Although ACT I started more than 20 years ago, and was based on combining radiotherapy with 5-fluorouracil and mitomycin C, subsequent research conducted since then has not found chemotherapy regimens that are substantially more effective at improving local and distant control. Two large anal cancer trials examined whether cisplatin could be used instead of mitomycin. In the RTOG 98-11 trial from the United States (Ajani et al, 2008; N=682), there was no evidence of a difference in disease-free survival among those administered 5-fluorouracil plus cisplatin compared with those administered 5-fluorouracil plus mitomycin; HR 1.20, 95% CI 0.93–1.55. However, cisplatin was associated with a significantly higher colostomy rate (19 vs 10%, P=0.02). The preliminary results of the second UK Anal Cancer Trial (ACT II; James et al, 2009; N=940) suggest a 95% response rate for either mitomycin or cisplatin. Both trials concluded that cisplatin offered no additional benefit to patients, other than lower haematological toxicity. The ACT II study will have a more thorough reporting of cardiovascular toxicities and second malignancies.

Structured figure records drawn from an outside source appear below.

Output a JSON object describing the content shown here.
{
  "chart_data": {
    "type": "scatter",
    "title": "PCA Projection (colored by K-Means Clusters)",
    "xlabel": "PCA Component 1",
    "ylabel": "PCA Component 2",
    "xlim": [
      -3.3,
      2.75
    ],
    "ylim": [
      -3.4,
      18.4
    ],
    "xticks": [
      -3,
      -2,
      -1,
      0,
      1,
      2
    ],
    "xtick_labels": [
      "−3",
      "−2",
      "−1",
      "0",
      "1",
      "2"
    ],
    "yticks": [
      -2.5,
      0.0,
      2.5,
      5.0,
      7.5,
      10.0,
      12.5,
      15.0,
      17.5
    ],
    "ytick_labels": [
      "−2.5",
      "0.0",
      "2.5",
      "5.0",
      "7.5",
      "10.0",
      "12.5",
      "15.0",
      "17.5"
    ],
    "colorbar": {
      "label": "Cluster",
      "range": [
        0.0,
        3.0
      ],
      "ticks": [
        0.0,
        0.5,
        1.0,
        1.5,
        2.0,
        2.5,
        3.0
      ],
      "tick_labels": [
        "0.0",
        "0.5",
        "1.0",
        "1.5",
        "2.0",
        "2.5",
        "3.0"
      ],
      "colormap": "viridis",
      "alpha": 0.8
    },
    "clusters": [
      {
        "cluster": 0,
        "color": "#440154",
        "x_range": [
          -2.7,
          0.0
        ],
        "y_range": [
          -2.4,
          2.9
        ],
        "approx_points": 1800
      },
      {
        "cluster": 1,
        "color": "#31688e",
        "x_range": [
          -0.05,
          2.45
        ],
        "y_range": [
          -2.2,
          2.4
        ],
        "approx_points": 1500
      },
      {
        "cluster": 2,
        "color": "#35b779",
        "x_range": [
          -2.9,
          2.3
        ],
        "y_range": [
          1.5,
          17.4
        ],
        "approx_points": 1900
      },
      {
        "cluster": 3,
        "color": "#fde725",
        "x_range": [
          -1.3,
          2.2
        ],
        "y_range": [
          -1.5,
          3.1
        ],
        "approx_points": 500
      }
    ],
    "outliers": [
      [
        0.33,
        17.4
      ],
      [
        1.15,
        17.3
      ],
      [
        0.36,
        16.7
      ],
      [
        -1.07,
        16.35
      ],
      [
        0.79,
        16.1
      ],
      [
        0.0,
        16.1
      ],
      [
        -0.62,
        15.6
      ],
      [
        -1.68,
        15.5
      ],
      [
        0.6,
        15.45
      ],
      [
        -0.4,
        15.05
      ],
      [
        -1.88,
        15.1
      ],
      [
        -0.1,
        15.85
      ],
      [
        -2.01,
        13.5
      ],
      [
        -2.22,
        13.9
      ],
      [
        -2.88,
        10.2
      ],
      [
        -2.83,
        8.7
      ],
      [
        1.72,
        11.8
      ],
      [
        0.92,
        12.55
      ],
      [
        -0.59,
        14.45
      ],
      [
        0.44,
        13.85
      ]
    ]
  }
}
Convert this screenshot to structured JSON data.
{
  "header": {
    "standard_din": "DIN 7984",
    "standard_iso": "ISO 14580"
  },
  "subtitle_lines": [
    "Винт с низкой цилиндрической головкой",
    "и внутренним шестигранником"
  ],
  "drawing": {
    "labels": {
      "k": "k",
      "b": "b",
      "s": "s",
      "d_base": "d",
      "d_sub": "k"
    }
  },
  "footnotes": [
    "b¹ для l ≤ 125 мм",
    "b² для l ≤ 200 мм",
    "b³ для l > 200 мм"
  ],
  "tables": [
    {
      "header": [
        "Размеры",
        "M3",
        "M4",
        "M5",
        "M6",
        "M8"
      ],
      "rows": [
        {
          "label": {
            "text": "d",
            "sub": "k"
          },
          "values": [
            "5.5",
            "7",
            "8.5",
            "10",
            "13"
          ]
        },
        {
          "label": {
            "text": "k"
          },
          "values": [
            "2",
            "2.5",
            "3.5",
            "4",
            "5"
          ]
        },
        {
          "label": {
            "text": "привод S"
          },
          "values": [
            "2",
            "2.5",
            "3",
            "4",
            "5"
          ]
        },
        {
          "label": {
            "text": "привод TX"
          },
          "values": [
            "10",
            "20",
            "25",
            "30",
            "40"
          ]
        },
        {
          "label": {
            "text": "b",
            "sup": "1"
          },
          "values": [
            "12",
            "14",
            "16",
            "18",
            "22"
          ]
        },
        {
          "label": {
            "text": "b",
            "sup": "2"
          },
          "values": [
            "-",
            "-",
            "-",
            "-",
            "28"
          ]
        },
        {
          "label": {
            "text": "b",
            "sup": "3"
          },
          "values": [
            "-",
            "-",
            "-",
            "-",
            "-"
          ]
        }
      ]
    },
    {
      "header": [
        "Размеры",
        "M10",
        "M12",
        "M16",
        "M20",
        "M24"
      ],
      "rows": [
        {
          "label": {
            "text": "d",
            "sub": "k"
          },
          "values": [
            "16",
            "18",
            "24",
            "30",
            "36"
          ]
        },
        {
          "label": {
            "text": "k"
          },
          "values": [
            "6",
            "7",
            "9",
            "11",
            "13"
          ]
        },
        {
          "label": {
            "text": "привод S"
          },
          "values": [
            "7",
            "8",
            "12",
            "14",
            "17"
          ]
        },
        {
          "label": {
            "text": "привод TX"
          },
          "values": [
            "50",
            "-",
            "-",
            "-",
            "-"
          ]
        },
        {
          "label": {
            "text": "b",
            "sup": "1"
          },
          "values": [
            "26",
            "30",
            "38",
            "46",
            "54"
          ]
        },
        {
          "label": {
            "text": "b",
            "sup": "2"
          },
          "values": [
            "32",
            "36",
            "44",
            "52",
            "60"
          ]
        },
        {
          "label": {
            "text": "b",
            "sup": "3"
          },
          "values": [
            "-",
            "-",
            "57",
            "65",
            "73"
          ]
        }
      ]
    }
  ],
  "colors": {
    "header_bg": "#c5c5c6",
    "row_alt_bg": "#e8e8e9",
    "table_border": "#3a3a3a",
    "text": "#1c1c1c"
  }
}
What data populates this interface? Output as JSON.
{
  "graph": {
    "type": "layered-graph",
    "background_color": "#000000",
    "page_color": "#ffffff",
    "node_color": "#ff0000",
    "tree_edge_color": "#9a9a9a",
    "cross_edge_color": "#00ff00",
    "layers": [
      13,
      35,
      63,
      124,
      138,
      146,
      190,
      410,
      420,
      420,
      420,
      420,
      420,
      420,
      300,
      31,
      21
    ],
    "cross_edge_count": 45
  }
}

In conclusion, long-term follow-up of ACT I confirms that the lower local failure rate and improvements in RFS for anal cancer following chemoradiation are maintained even 12 years after starting treatment. Only 7% (39) of patients developed metastatic disease without earlier locoregional relapse; hence the focus of treatment should concentrate on locoregional control. It is also striking that there were only 11 further locoregional relapses after 5 years. For this reason, 3-year or perhaps 5-year RFS might represent a satisfactory alternate early end point than OS, and seems to be more relevant in a population with a median age of 64 years. This finding also questions the relevance of stringent follow-up after several years have elapsed.